By mutual agreement, the Beartooth Front Coalition (BFC) and Stillwater County have approached the County Planning Board with the possibility of creating a county-initiated zone in the southern end of Stillwater County.

BFC’s attorney Kim Wilson explained to the News that in mid-May, he met with the county commissioners and discussion led to the referral of the issue to the planning board.

At the June 5 planning board meeting, board members discussed possible zoning options for the area in which the proposed Beartooth Front citizen-initiated zone was to be located if approved.

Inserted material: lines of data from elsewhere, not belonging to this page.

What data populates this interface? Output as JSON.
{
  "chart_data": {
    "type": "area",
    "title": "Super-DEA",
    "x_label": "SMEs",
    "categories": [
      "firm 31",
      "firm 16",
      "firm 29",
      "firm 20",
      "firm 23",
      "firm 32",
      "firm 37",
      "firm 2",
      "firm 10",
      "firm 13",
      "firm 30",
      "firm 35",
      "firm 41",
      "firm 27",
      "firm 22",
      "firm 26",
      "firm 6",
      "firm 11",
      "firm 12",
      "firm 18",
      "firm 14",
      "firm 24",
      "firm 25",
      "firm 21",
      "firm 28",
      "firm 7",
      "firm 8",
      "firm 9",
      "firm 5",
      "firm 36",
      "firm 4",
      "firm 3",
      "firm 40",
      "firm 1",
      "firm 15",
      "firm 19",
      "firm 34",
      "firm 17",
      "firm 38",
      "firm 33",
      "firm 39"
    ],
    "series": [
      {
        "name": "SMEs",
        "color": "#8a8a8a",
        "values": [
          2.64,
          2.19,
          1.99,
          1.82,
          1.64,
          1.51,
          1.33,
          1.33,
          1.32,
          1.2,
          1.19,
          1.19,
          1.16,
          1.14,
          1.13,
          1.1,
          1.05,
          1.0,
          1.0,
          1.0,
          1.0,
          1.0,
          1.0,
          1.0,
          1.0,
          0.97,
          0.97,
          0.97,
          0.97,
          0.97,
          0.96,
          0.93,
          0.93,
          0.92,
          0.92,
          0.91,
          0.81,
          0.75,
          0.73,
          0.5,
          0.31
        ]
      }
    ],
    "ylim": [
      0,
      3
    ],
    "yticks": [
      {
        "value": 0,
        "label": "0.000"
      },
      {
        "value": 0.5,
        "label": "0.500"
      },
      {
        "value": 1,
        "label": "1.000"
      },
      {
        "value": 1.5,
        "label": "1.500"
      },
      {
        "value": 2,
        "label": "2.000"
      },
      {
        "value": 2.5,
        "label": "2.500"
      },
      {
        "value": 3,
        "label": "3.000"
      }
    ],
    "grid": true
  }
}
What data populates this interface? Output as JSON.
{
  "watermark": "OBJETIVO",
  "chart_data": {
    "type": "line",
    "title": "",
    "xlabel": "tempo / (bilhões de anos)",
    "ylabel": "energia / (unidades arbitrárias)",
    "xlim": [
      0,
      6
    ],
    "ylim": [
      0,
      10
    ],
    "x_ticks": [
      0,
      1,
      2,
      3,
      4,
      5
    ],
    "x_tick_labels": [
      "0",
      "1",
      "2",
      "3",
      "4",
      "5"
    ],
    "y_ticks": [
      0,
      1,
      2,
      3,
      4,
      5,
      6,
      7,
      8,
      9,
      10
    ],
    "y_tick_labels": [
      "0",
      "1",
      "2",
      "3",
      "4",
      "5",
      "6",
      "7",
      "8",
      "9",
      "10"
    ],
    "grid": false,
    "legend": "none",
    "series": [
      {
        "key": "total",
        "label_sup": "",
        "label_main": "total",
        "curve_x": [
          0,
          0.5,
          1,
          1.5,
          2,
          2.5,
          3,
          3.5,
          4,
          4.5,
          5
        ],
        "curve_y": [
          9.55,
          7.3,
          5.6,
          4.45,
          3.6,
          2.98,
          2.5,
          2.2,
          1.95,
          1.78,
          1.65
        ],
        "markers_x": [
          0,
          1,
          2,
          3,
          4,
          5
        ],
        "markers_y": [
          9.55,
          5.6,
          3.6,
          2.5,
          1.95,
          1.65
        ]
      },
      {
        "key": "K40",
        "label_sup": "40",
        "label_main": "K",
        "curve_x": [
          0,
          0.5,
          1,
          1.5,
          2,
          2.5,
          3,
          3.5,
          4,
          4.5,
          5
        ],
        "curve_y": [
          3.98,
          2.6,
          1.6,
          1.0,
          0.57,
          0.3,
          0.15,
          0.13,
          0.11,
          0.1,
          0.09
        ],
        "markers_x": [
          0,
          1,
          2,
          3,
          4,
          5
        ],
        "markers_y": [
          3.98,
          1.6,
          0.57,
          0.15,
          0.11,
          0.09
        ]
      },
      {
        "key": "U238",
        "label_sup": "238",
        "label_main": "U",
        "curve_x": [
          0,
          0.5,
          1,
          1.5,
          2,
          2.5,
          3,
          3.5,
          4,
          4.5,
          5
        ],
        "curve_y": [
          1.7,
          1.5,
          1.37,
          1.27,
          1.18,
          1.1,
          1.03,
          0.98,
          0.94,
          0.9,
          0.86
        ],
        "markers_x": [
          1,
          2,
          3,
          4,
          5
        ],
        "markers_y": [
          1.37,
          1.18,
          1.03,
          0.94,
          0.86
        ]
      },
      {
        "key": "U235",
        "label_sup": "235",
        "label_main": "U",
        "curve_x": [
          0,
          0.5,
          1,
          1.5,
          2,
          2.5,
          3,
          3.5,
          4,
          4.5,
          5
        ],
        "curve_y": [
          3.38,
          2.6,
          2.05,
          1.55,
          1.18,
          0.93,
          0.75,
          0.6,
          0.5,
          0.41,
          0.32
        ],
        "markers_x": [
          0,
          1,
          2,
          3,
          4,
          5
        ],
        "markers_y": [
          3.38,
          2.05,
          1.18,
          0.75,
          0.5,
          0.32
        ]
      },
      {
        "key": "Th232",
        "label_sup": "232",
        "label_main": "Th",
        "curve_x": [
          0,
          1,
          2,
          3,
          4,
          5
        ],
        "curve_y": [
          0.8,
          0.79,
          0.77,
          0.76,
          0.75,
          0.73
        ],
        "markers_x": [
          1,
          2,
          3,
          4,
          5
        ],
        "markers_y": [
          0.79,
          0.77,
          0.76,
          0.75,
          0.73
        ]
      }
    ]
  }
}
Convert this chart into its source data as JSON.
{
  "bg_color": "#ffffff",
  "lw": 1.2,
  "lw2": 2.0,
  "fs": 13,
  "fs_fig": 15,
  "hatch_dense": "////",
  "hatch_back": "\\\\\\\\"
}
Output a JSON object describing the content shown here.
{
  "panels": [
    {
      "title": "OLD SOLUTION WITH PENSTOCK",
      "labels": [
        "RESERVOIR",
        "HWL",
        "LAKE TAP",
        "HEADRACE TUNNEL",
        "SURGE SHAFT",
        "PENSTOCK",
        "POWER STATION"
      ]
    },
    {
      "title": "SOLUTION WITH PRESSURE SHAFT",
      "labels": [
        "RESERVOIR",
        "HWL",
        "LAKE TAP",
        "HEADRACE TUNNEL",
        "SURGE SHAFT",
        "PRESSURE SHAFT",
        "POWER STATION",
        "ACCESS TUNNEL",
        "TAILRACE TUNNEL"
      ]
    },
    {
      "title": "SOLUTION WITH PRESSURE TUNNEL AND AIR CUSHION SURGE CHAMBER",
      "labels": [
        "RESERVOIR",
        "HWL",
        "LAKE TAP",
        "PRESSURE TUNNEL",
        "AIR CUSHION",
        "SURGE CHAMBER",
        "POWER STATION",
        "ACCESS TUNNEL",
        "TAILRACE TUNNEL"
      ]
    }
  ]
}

During the meeting, representatives of the BFC, a group of citizens who approached the county with a petition to create the Beartooth Front zone in 2017, advocated for the creation of a zone similar to their proposed zone. Such a zone would regulate, but not ban, oil and gas development in the southern end of Stillwater County.

Board members discussed the county’s possible zoning options and voted to continue researching specific applicable regulations, according to the county’s contract planner Forrest Mandeville.

Wilson was optimistic about the process, saying the county seeking to engage in a discussion is a “good sign.”

He understands the planning board process will arrive at a slightly different set of regulations than was initially included in the petition for the citizen-initiated zone, but he is hopeful the board will decide to create a county-initiated zone similar to the zone previously proposed.

Currently, Wilson noted, the BFC is compiling a potential regulatory scheme for the county zone, as requested by the planning board.

Wilson will evaluate the board’s decision once it is made to decide whether it is acceptable to the BFC. While he is hopeful the matter will be resolved through a zone created by the planning board, if the board were to deny the creation of a zone all together, Wilson would begin moving forward with court proceedings once again.

He noted that per agreement with the court, the parties involved in the lawsuit have 60 days to report back on the status of further developments. As long as progress is being made, Wilson explained, the planning board can continue to seek a solution to the zoning question.

The topic will be discussed again at the board’s next meeting on Wednesday, July 3. There is no guarantee as to what action will take place at that time. It is possible there will be a decision regarding the creation of a zone; it is equally likely the information-gathering and decision-making processes will need additional time.

When the board is ready to make a decision, the protocol will be similar to other county boards and commissions. Following discussion, a seconded motion will lead to further discussion and eventually a vote.

The board’s decision is important because, as Mandeville explained, “Pursuant to state law, the planning board must make a recommendation to the commission regarding county zoning district boundaries and regulations.”


In February 2017, following an extensive signature gathering campaign, BFC members submitted a petition to the county regarding the creation of an 83,000-acre citizen-initiated zone.

The proposed Beartooth Front Zone would create regulations that would apply to the development of oil and gas in that area of the county; it would not totally ban the development of natural resources.

The petition was deemed invalid by the county in January 2018 because it did not meet signature requirements. This decision was the catalyst for the ongoing lawsuit, originally filed in February 2018.

The county argued mineral rights owners should have been involved in the signature-gathering process, and so the petition did not meet the necessary signature threshold. The BFC said only surface landowners should be included in the signature count, so the petition did have the signatures of the required 60 percent of “affected real property owners.”

If decided by the court, the lawsuit would have provided an answer to whether or not subsurface mineral rights owners should be included in “affected real property owners” in relation to zoning petitions.